Anthropology

Music

Ethnomusicology: The study of music in its social and cultural contexts.

  • Frances Densmore —>Native American Music & Culture

Musical Instruments in Prehistory: Field of Ethnomusicology focuses on all aspects of music including its genre, message, artist, and instruments used to do so

  • Emily Brown studied development of musical instruments in Ancestral puebloan sites. This yielded insights to the types of instruments created including percussion and woodwind flutes used to create music culturally centric to the Puebloan people. Also gave insight in structural hierarchy of those entrusted to manufacture instruments. Techniques for creating instruments are passed down ensuring knowledge is carried through future generations.

Structure & Function of Music in Different Societies: Grounded in human experience. Structure evolved along with the experience of human who created it.

  • Early 1800s hymns of Choctaw tribes show the traumatic experiences from when Choctaw people were removed from their homelands and reservation camps by the government. Songs speak of both individual and collective experiences.

  • Enslaved people used music as emotional escape from difficult situations and as means of communicating with those speaking different languages during Middle Passage.

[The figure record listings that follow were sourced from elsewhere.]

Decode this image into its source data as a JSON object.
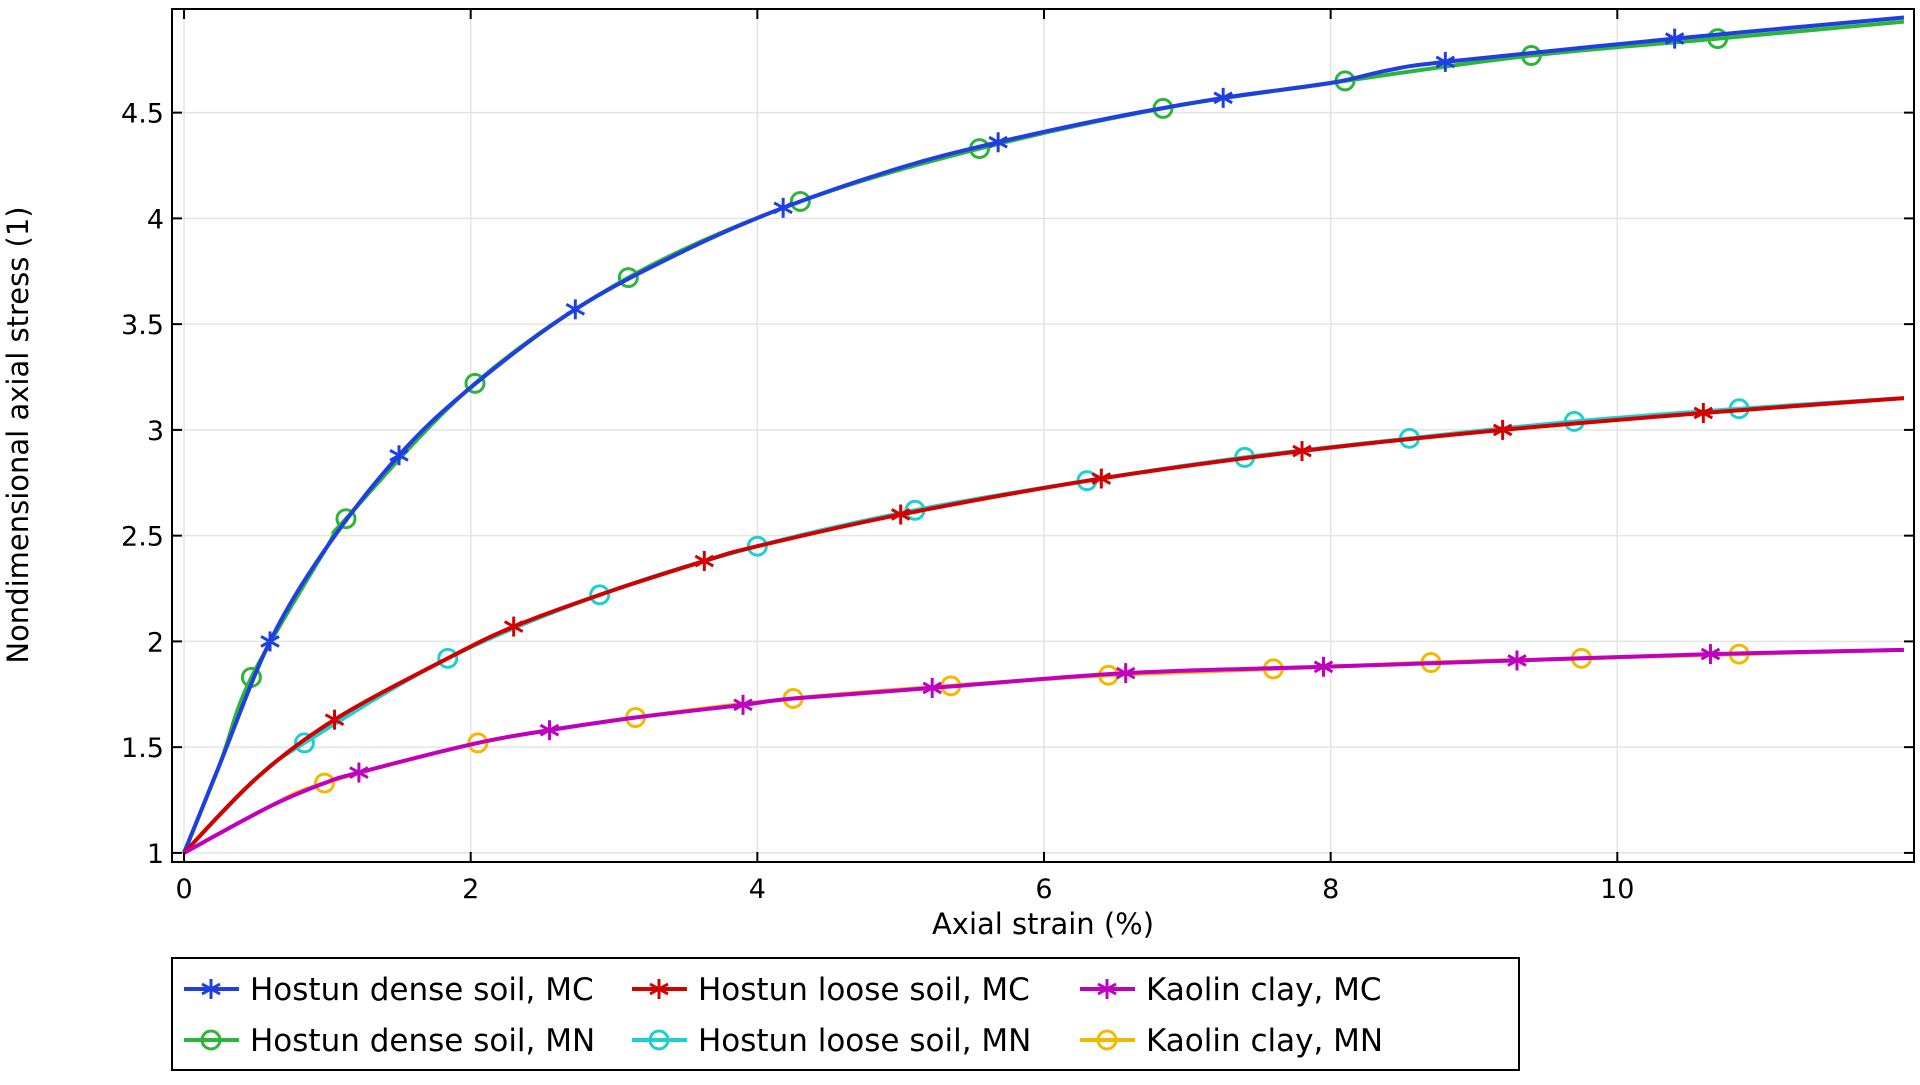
{
  "chart_data": {
    "type": "line",
    "title": "",
    "xlabel": "Axial strain (%)",
    "ylabel": "Nondimensional axial stress (1)",
    "xlim": [
      -0.084,
      12.07
    ],
    "ylim": [
      0.957,
      4.99
    ],
    "xticks": [
      0,
      2,
      4,
      6,
      8,
      10
    ],
    "xtick_labels": [
      "0",
      "2",
      "4",
      "6",
      "8",
      "10"
    ],
    "yticks": [
      1,
      1.5,
      2,
      2.5,
      3,
      3.5,
      4,
      4.5
    ],
    "ytick_labels": [
      "1",
      "1.5",
      "2",
      "2.5",
      "3",
      "3.5",
      "4",
      "4.5"
    ],
    "grid": true,
    "legend_position": "bottom",
    "series": [
      {
        "name": "Hostun dense soil, MC",
        "color": "#1f3fe0",
        "marker": "asterisk",
        "line": [
          [
            0,
            1
          ],
          [
            0.25,
            1.42
          ],
          [
            0.6,
            2.0
          ],
          [
            1,
            2.45
          ],
          [
            1.5,
            2.88
          ],
          [
            2,
            3.2
          ],
          [
            2.73,
            3.57
          ],
          [
            3.5,
            3.85
          ],
          [
            4.18,
            4.05
          ],
          [
            5,
            4.24
          ],
          [
            5.68,
            4.36
          ],
          [
            6.5,
            4.48
          ],
          [
            7.25,
            4.57
          ],
          [
            8,
            4.64
          ],
          [
            8.4,
            4.7
          ],
          [
            8.8,
            4.74
          ],
          [
            10.4,
            4.85
          ],
          [
            12,
            4.95
          ]
        ],
        "markers": [
          [
            0.6,
            2.0
          ],
          [
            1.5,
            2.88
          ],
          [
            2.73,
            3.57
          ],
          [
            4.18,
            4.05
          ],
          [
            5.68,
            4.36
          ],
          [
            7.25,
            4.57
          ],
          [
            8.8,
            4.74
          ],
          [
            10.4,
            4.85
          ]
        ]
      },
      {
        "name": "Hostun loose soil, MC",
        "color": "#d40000",
        "marker": "asterisk",
        "line": [
          [
            0,
            1
          ],
          [
            0.5,
            1.35
          ],
          [
            1.05,
            1.63
          ],
          [
            1.84,
            1.92
          ],
          [
            2.3,
            2.07
          ],
          [
            2.9,
            2.22
          ],
          [
            3.63,
            2.38
          ],
          [
            4,
            2.45
          ],
          [
            5,
            2.6
          ],
          [
            6.4,
            2.77
          ],
          [
            7.8,
            2.9
          ],
          [
            9.2,
            3.0
          ],
          [
            10.6,
            3.08
          ],
          [
            12,
            3.15
          ]
        ],
        "markers": [
          [
            1.05,
            1.63
          ],
          [
            2.3,
            2.07
          ],
          [
            3.63,
            2.38
          ],
          [
            5,
            2.6
          ],
          [
            6.4,
            2.77
          ],
          [
            7.8,
            2.9
          ],
          [
            9.2,
            3.0
          ],
          [
            10.6,
            3.08
          ]
        ]
      },
      {
        "name": "Kaolin clay, MC",
        "color": "#c000c0",
        "marker": "asterisk",
        "line": [
          [
            0,
            1
          ],
          [
            0.6,
            1.22
          ],
          [
            0.98,
            1.33
          ],
          [
            1.22,
            1.38
          ],
          [
            2.05,
            1.52
          ],
          [
            2.55,
            1.58
          ],
          [
            3.15,
            1.64
          ],
          [
            3.9,
            1.7
          ],
          [
            4.25,
            1.73
          ],
          [
            5.22,
            1.78
          ],
          [
            6.57,
            1.85
          ],
          [
            7.95,
            1.88
          ],
          [
            9.3,
            1.91
          ],
          [
            10.65,
            1.94
          ],
          [
            12,
            1.96
          ]
        ],
        "markers": [
          [
            1.22,
            1.38
          ],
          [
            2.55,
            1.58
          ],
          [
            3.9,
            1.7
          ],
          [
            5.22,
            1.78
          ],
          [
            6.57,
            1.85
          ],
          [
            7.95,
            1.88
          ],
          [
            9.3,
            1.91
          ],
          [
            10.65,
            1.94
          ]
        ]
      },
      {
        "name": "Hostun dense soil, MN",
        "color": "#2db53a",
        "marker": "circle",
        "line": [
          [
            0,
            1
          ],
          [
            0.25,
            1.42
          ],
          [
            0.47,
            1.83
          ],
          [
            1,
            2.45
          ],
          [
            1.13,
            2.58
          ],
          [
            2.03,
            3.22
          ],
          [
            3.1,
            3.72
          ],
          [
            4.3,
            4.08
          ],
          [
            5.55,
            4.33
          ],
          [
            6.83,
            4.52
          ],
          [
            8.1,
            4.65
          ],
          [
            9.4,
            4.77
          ],
          [
            10.7,
            4.85
          ],
          [
            12,
            4.93
          ]
        ],
        "markers": [
          [
            0.47,
            1.83
          ],
          [
            1.13,
            2.58
          ],
          [
            2.03,
            3.22
          ],
          [
            3.1,
            3.72
          ],
          [
            4.3,
            4.08
          ],
          [
            5.55,
            4.33
          ],
          [
            6.83,
            4.52
          ],
          [
            8.1,
            4.65
          ],
          [
            9.4,
            4.77
          ],
          [
            10.7,
            4.85
          ]
        ]
      },
      {
        "name": "Hostun loose soil, MN",
        "color": "#1fcfcf",
        "marker": "circle",
        "line": [
          [
            0,
            1
          ],
          [
            0.5,
            1.35
          ],
          [
            0.84,
            1.52
          ],
          [
            1.84,
            1.92
          ],
          [
            2.9,
            2.22
          ],
          [
            4.0,
            2.45
          ],
          [
            5.1,
            2.62
          ],
          [
            6.3,
            2.76
          ],
          [
            7.4,
            2.87
          ],
          [
            8.55,
            2.96
          ],
          [
            9.7,
            3.04
          ],
          [
            10.85,
            3.1
          ],
          [
            12,
            3.15
          ]
        ],
        "markers": [
          [
            0.84,
            1.52
          ],
          [
            1.84,
            1.92
          ],
          [
            2.9,
            2.22
          ],
          [
            4.0,
            2.45
          ],
          [
            5.1,
            2.62
          ],
          [
            6.3,
            2.76
          ],
          [
            7.4,
            2.87
          ],
          [
            8.55,
            2.96
          ],
          [
            9.7,
            3.04
          ],
          [
            10.85,
            3.1
          ]
        ]
      },
      {
        "name": "Kaolin clay, MN",
        "color": "#f5b800",
        "marker": "circle",
        "line": [
          [
            0,
            1
          ],
          [
            0.6,
            1.22
          ],
          [
            0.98,
            1.33
          ],
          [
            2.05,
            1.52
          ],
          [
            3.15,
            1.64
          ],
          [
            4.25,
            1.73
          ],
          [
            5.35,
            1.79
          ],
          [
            6.45,
            1.84
          ],
          [
            7.6,
            1.87
          ],
          [
            8.7,
            1.9
          ],
          [
            9.75,
            1.92
          ],
          [
            10.85,
            1.94
          ],
          [
            12,
            1.96
          ]
        ],
        "markers": [
          [
            0.98,
            1.33
          ],
          [
            2.05,
            1.52
          ],
          [
            3.15,
            1.64
          ],
          [
            4.25,
            1.73
          ],
          [
            5.35,
            1.79
          ],
          [
            6.45,
            1.84
          ],
          [
            7.6,
            1.87
          ],
          [
            8.7,
            1.9
          ],
          [
            9.75,
            1.92
          ],
          [
            10.85,
            1.94
          ]
        ]
      }
    ]
  }
}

    • “Go Down Moses” used by Harriet Tubman as a Underground Railroad conductor as a signal to those who were enslaved to escape to freedom. Song speaks of Isralites enslaved by Egyptians in ancient times.

  • Civil rights movement, many black artists used music as a way to challenge structural inequity.

    • Aretha Franklin

    • Sam Cooke - “King Of Soul”, first band Soul Stirrers

    • Bob Dylan - “The Times They Are A-Changin”

Importance Of Sociocultural Context In Understanding Music:

Patricia Campbell proposed that children’s perspectives on musical interests are derived from their family, community, and environment. Your appreciation for music is founded in the sociocultural environemnet that you were raised in.

Music As Basis For Subculture & Community:

Affiliation of music with identity become a common inquiry with rise of music subcultures which arose in the 1970s.

  • Punk SubCulture - Formed own community and values founded on DIY. Need to break from common ideals and values in order to think and do for oneself.

Cultural Appropriation: Improper or disrespectful use of a meaningful element of a culture or identity outside of its intended cultural context by someone who is not a part of that culture of identity. Often involved with social inequity.

  • Wesley Morris —> NYT writer who wrote in the 1619 Project regarding mass appropriation of Black Music

Sport

Anthropology Of Sports:

Anthropologists understand sports as a cultural performance. The study of sport is used for archaeologist research related to spots tools, human interaction of sport, or biological maturation.

  • Ajeet Jaiswal —>Describes as the study of human growth and development

  • Sport artifacts offer significant contributions to material art

  • Sports offered theatrical performances since ancient times

Evolution Of Sports:

For most of documented history, sports played a significant part in the human experience for audience and participants.

  • Sports provide more than entertainment. With the commercialization of sports, many common people attend sporting events. The business of sports creates opportunities for success in people with exceptional abilities.

Youth Sports:

Recreational sports for youth are common in various cultures. This can be especially important in marginalized communities where sports are viewed as deterrents from dangerous activities. Programs are often focused on community-building initiatives.

  • Indigenous Americans —> Rezaball, an aggressive style of basketball.

Anthropology, Representation, & Performance

Cultural Identities:

Art, music, and sports have been sources of cultural identity from prehistoric times. Art and sports are intertwined with several human rights movements and the pushed for diversity. Music provides a mean for escape. Sports give a platform for cultural identity.

Art As Resistance:

  • Graffiti —>Reminisce to ancient cave paintings. Graffiti became a popular form of cultural expression in Western countries in the 1960s. Modern graffiti is often performed in public view, intended to make a statement

    • Banksy —>English street artist active for more than three decades. Views art as act of rebellion, was often in trouble as a teenager which lead to him first exploring art. Art typically responds to social or cultural issues.

Music As Resistance:

  • Hip-Hop —>Consistently served as a means of protesting injustice toward people of color. Inception in 1970s. Increased representation has come increased acceptance for hip-hop as a respected art form.

    • Kendrick Lamar “DAMN”

    • Chuck D & Flavor Flav “Public Enemy”

Sport As Resistance:

  • Olympics —>Tommie SMith & John Carlos depicted raising black-gloved fists during medal ceremony. 1968 black power salute.

  • Jackie Robinson —>Major league Baseball

  • Colin Kaepernick kneeling during national anthem NFL player

Integral Features:

  • Can be resistance and display evidence of historical resistance.

  • Tells stories of people since prehistoric times

  • Aspects of the human condition foundational in each form of resistance.